Adler Cego is one of only two tarot packs still manufactured in Germany, the other being of the Bourgeois Tarot pattern. Today it is only produced by ASS Altenburger who have been making it since 1882, giving the pack the designation "Adler-Cego Nr. 99" around 1931. It is the only animal tarot pattern still in common use, being played in the Black Forest region of southwest Germany. Like the Industrie und Glück pattern, it now consists of just 54 cards which include of 22 trumps, 16 face cards (images) and 16 pip cards (empty cards). Trump 1 shows the Kleiner Mann (based on Hans Wurst) while trump 2 has mythological hybrids. Trumps 3 to 21 depict real animals. The highest trump lacks the pink panels that the other trumps have on both ends of the cards depicting its rank in Arabic numerals. Instead, it shows a gleeman (wandering poet) and is called the Stieß or G'stieß (Fool). Despite the name (Adler means "eagle"), eagles do not appear in any of the cards.

Today, these 54-card Adler Cego packs are used in southwest Germany for playing the Baden national game of Cego, as well as the other regional games of Dreierles and Vier-Anderle.

====Danish (Holmblad) Animal Tarot====
The earliest French-suited animal "Tarok" pack manufactured in Denmark appeared in 1752 and was made by J.F. Mayer of Borregade to a design that may have been imported from Belgium.
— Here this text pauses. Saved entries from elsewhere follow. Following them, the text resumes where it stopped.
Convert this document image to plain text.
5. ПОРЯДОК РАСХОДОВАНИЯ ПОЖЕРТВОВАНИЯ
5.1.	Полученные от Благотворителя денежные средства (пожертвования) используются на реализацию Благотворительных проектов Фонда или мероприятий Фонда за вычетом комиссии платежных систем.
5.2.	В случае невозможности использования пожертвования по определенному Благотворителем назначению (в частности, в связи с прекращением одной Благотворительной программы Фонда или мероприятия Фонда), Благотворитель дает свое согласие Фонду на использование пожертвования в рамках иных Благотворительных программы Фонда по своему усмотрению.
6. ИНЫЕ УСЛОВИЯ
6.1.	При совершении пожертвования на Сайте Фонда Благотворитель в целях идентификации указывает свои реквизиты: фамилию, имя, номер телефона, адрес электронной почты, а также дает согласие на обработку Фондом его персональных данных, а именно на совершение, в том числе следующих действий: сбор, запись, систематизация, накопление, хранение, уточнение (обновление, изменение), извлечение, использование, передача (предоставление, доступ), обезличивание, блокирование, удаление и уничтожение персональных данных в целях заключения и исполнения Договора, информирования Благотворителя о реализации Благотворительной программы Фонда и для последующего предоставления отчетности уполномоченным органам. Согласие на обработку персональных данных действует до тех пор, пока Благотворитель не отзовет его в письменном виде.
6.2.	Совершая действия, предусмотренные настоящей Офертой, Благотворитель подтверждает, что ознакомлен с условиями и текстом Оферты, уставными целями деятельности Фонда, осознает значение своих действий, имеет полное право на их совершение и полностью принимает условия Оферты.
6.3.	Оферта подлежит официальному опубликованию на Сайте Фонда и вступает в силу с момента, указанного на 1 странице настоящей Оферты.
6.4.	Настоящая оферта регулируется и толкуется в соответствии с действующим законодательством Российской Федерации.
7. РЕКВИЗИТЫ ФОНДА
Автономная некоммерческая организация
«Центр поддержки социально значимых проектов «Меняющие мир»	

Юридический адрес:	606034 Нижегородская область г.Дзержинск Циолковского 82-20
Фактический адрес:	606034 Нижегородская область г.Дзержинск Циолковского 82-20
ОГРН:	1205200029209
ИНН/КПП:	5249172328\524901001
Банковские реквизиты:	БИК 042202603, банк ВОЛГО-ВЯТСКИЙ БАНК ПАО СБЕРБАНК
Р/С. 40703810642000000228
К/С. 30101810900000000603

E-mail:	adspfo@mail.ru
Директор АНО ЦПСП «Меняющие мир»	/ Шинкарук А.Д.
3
In 1783, Mayer's workshop was taken over by C.E. Süsz who joined forces with Kuntze to produce a second animal tarot pack based on the Bavarian pattern. These were produced until 1798. In the 1820s, Jacob Holmblad designed an entirely new, double-ended, animal tarot pack. This Danish Animal Tarot was crude to begin with, but the design quality improved considerably within the space of just a few years. This was the last animal tarot produced in Denmark; when Jacob died in 1837, and his son, Lauritz Peter, inherited the business, the animal tarot cards were replaced by images of Danish architecture.

====Upper Austrian Animal Tarot====
The earliest Upper Austrian Animal Tarot pack is dated to 1813 but little is known about the origins of the pattern other than the fact that it is clearly based on its Bavarian cousin, albeit the courts are "more austere in appearance". The pattern was also produced in Bohemia until 1858. It was made in both 78- and 54-card versions.